Car sur un temps long et en étant accompagné par un professionnel de la santé, chacun est capable de définir ses limites, ses peurs et ses angoisses et d’avoir des réponses partagées. C’est l’autonomie...

Les directives anticipées, même si elles sont là au départ pour exprimer ses volontés par l’intermédiaire d’une personne de confiance, représentent une opportunité immense de s’exprimer, de faire des choix sur la façon dont chacun veut être écouté lorsque « sa vie est arrivée à son terme ».

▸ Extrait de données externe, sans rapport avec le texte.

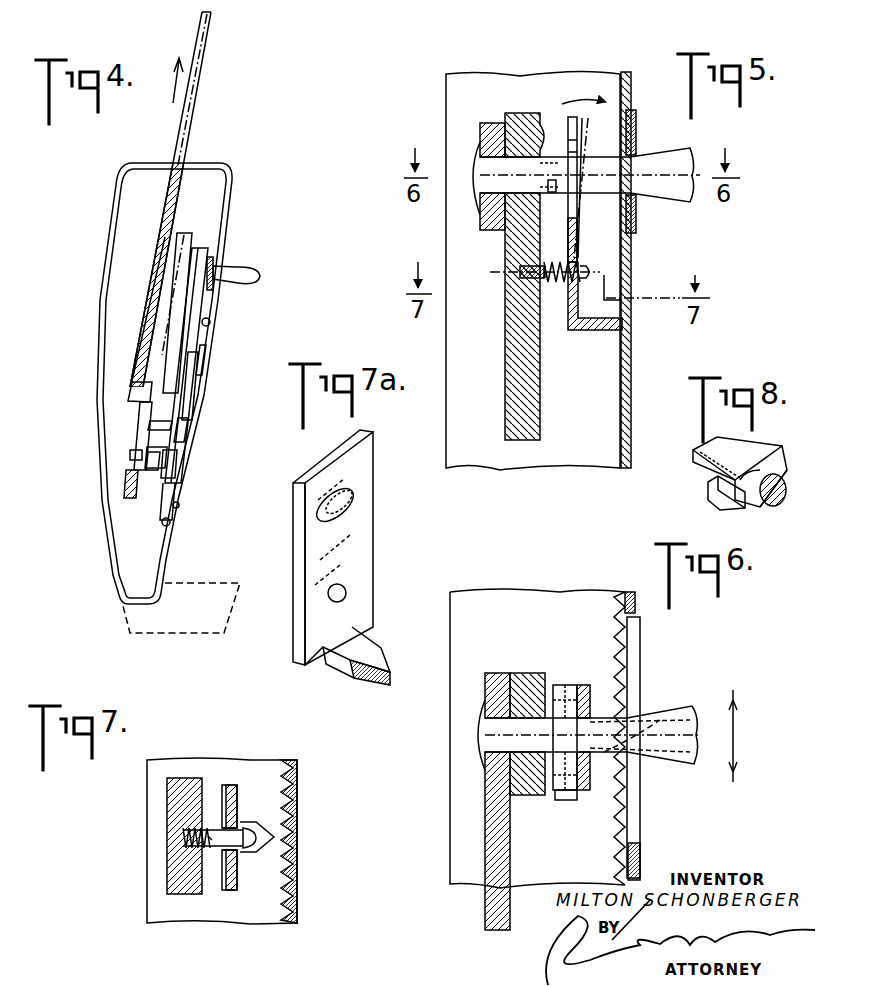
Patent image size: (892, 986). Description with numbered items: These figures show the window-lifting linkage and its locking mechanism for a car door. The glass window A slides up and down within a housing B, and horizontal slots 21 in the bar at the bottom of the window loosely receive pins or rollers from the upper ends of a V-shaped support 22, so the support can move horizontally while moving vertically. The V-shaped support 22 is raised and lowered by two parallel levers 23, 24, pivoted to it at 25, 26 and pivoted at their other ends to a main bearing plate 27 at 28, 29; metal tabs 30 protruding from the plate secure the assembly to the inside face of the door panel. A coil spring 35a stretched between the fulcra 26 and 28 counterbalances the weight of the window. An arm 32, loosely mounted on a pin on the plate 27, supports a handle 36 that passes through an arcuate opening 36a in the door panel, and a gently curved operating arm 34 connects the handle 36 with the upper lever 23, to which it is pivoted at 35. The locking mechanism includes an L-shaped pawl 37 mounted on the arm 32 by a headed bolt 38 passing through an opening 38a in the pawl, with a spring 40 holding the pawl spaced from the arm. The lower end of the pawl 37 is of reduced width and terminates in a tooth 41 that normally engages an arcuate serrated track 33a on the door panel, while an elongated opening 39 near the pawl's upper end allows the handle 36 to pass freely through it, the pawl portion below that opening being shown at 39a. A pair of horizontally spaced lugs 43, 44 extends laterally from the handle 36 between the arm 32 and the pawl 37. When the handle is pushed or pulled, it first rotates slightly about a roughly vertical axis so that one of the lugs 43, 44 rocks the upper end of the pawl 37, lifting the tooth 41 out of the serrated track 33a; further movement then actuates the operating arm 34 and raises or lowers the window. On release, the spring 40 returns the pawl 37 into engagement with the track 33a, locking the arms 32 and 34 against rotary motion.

In FIG. 4, the glass window A is at (203, 68).
In FIG. 4, the casing B is at (118, 210).
In FIG. 5, the casing B is at (466, 84).
In FIG. 4, the horizontal slots 21 is at (134, 396).
In FIG. 4, the V-shaped support 22 is at (142, 434).
In FIG. 4, the upper parallel lever 23 is at (170, 452).
In FIG. 4, the lower parallel lever 24 is at (154, 465).
In FIG. 4, the pivot 25 is at (132, 450).
In FIG. 4, the pivot 26 is at (128, 478).
In FIG. 4, the main bearing plate 27 is at (195, 382).
In FIG. 4, the pivot 28 is at (170, 428).
In FIG. 4, the pivot 29 is at (174, 474).
In FIG. 4, the metal tabs 30 is at (210, 322).
In FIG. 4, the arm 32 is at (208, 250).
In FIG. 5, the arm 32 is at (520, 116).
In FIG. 6, the arm 32 is at (525, 674).
In FIG. 7, the arm 32 is at (180, 798).
In FIG. 5, the arcuate serrated track 33a is at (624, 296).
In FIG. 6, the arcuate serrated track 33a is at (630, 843).
In FIG. 4, the operating arm 34 is at (193, 250).
In FIG. 5, the operating arm 34 is at (486, 124).
In FIG. 6, the operating arm 34 is at (496, 674).
In FIG. 4, the pivot 35 is at (186, 418).
In FIG. 4, the coil spring 35a is at (208, 350).
In FIG. 4, the handle 36 is at (254, 270).
In FIG. 5, the handle 36 is at (668, 160).
In FIG. 8, the handle 36 is at (782, 494).
In FIG. 6, the handle 36 is at (692, 715).
In FIG. 5, the arcuate opening 36a is at (634, 193).
In FIG. 4, the L-shaped pawl 37 is at (220, 262).
In FIG. 5, the L-shaped pawl 37 is at (576, 122).
In FIG. 7A, the L-shaped pawl 37 is at (352, 546).
In FIG. 6, the L-shaped pawl 37 is at (594, 692).
In FIG. 7, the L-shaped pawl 37 is at (229, 783).
In FIG. 5, the headed bolt 38 is at (530, 266).
In FIG. 7, the headed bolt 38 is at (190, 838).
In FIG. 7A, the opening 38a is at (346, 590).
In FIG. 7, the opening 38a is at (230, 822).
In FIG. 5, the elongated opening 39 is at (572, 146).
In FIG. 7A, the elongated opening 39 is at (350, 495).
In FIG. 5, the slot lower portion 39a is at (580, 258).
In FIG. 5, the spring 40 is at (548, 280).
In FIG. 7, the spring 40 is at (218, 826).
In FIG. 5, the tooth 41 is at (612, 335).
In FIG. 7A, the tooth 41 is at (384, 656).
In FIG. 6, the tooth 41 is at (604, 722).
In FIG. 7, the tooth 41 is at (270, 850).
In FIG. 8, the lug 43 is at (772, 456).
In FIG. 6, the lug 43 is at (566, 690).
In FIG. 5, the lug 44 is at (570, 208).
In FIG. 8, the lug 44 is at (708, 496).
In FIG. 6, the lug 44 is at (568, 800).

Ne pas mentir exige que le médecin laisse « à la maison », ses convictions religieuses.
Ne pas mentir exige que le médecin dise tout de suite au patient qu’il exerce son droit de conscience. Ce droit de conscience, pour le médecin, étant inaliénable et le restera.
Ne pas mentir permet au médecin de respecter l’autre et de se respecter lui-même.
Respecter l’autre, c’est savoir reconnaître l’autonomie de pensée du patient.

Il s’agit donc bien d’un soin, car écouter, partager, comprendre la demande et y répondre, correspond à la définition du soin médical : il n’y a aucune incompatibilité entre une aide médicale à mourir et une prise en charge palliative, mais une complémentarité qui respecte le choix réfléchi du malade et non celui du médecin.